Researchers from the University of Queensland believe they have more evidence that supports the theory that NASA researchers found life in a Martian meteorite back in 1996. Their new technique uses an electron microscope to see through the bacteria and into the gel surrounding the magnetic crystals inside the creature. Their research indicates that the bacteria likely lived four billion years ago, before life was even believed to have formed here on Earth. Their research was published in the Journal of Microscopy.
The European Space Agency has given the lander portion of the Rosetta mission a name: Philae. This is the name of an island in the Nile where a French explorer, Jean-François Champollion, discovered an obelisk with a bilingual inscription of the names Cleopatra and Ptolemy. This gave Champollion the clues he needed to decipher the Rosetta stone, and begin translating ancient Egyptian hieroglyphs. The name was proposed by a 15-year old girl from Italy. If all goes well, Rosetta will lift off on February 26 to begin its 10-year mission to reach and land on Comet 67P/Churyumov-Gerasimenko.
Scientists on Earth have investigated the microscopic pictures of Martian soil returned by NASA's Opportunity rover, and found features that are unlike anything seen on Mars before, including spherical particles that could have been formed by the erosion of water. Opportunity also used its instruments to create a mineral map of the area, and discovered large quantities of hematite right at the surface, especially near the rim of the crater which the rover landed in. Engineers will have the rover drive forward about 3 metres - halfway to the outcrop of rock - and dig a trench with its wheel to see material down a few centimetres.

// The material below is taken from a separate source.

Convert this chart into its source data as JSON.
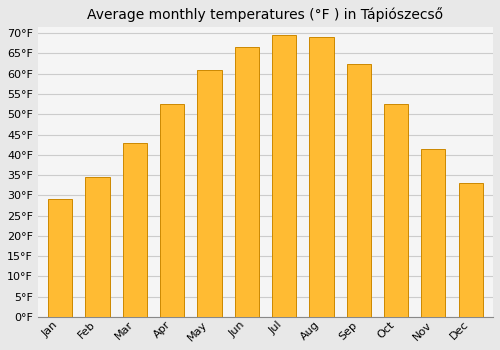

A collision of two Galaxies has left a merged star system with an unusual appearance as well as bizarre internal motions. Messier 64 (M64) has a spectacular dark band of absorbing dust in front of the galaxy's bright nucleus, giving rise to its nicknames of the "Black Eye" or "Evil Eye" galaxy.
Fine details of the dark band are revealed in this image of the central portion of M64 obtained with the Hubble Space Telescope. M64 is well known among amateur Astronomers because of its appearance in small telescopes. It was first cataloged in the 18th century by the French Astronomer Messier. Located in the northern constellation Coma Berenices, M64 resides roughly 17 million light-years from Earth.